Netanyahu said that while he did not know when the US would publish its peace plan — Trump said in their joint remarks to reporters that it would likely be unveiled within four months — he was sure it would take Israel’s security concerns into consideration.
During the public part of the meeting, which took place at the United Nations headquarters, Trump for the first time since taking office publicly said that he would like a two-state solution and that he thinks it would be the best way to achieve peace between Israel and the Palestinians. He also said he aimed to broker a deal during his first term in office.
Netanyahu said that he was not surprised by Trump’s endorsement of a two-state solution. “We discuss the issue constantly,” he said.

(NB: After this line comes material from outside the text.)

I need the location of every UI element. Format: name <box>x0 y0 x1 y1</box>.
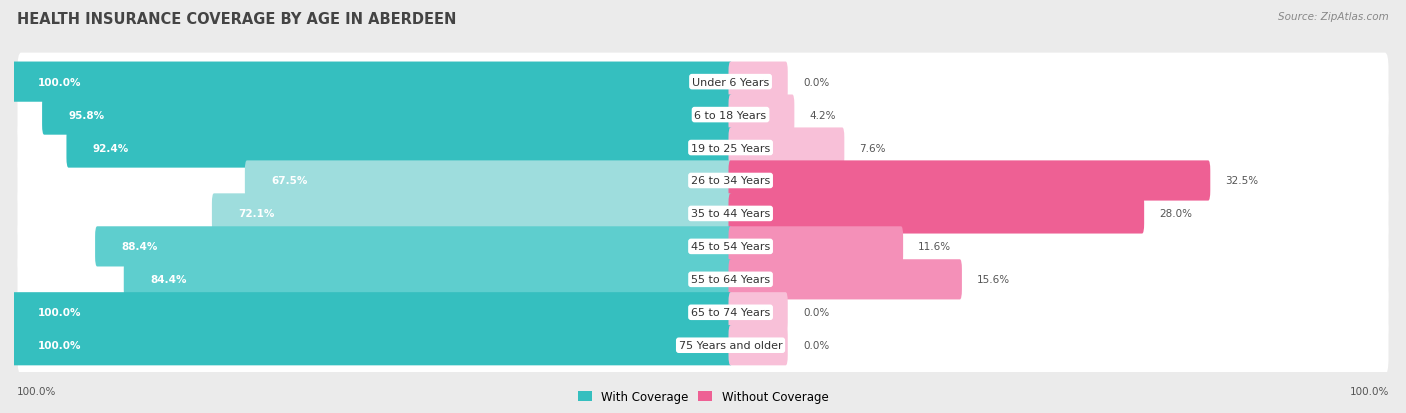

Since Trump became president in January 2017 and said he was open to a one-state or two-state solution, Netanyahu has avoided explicitly backing the idea of Palestinian statehood.
In his briefing with Israeli reporters, Netanyahu repeated his position that it was important to define what the term “state” means before making policy pronouncements.
“I talked about the essence, and not the terminology,” he said. “I am ready for the Palestinians to have the power to govern themselves without having the powers to threaten us.”
In response to Trump’s unexpected endorsement of a two-state solution, Education Minister Naftali Bennett (Jewish Home) stressed that Trump was “a true friend of Israel” but was wrong to back Palestinian statehood.
“However,” Bennett wrote on his Twitter account, “it must be emphasized that as long as the Jewish Home party is part of Israel’s government, there will not be a Palestinian state, which would be a disaster for Israel.”
Asked by reporters about Bennett’s tweet, Netanyahu replied: “I promise that there won’t be a Palestinian state that will be a disaster for the State of Israel.”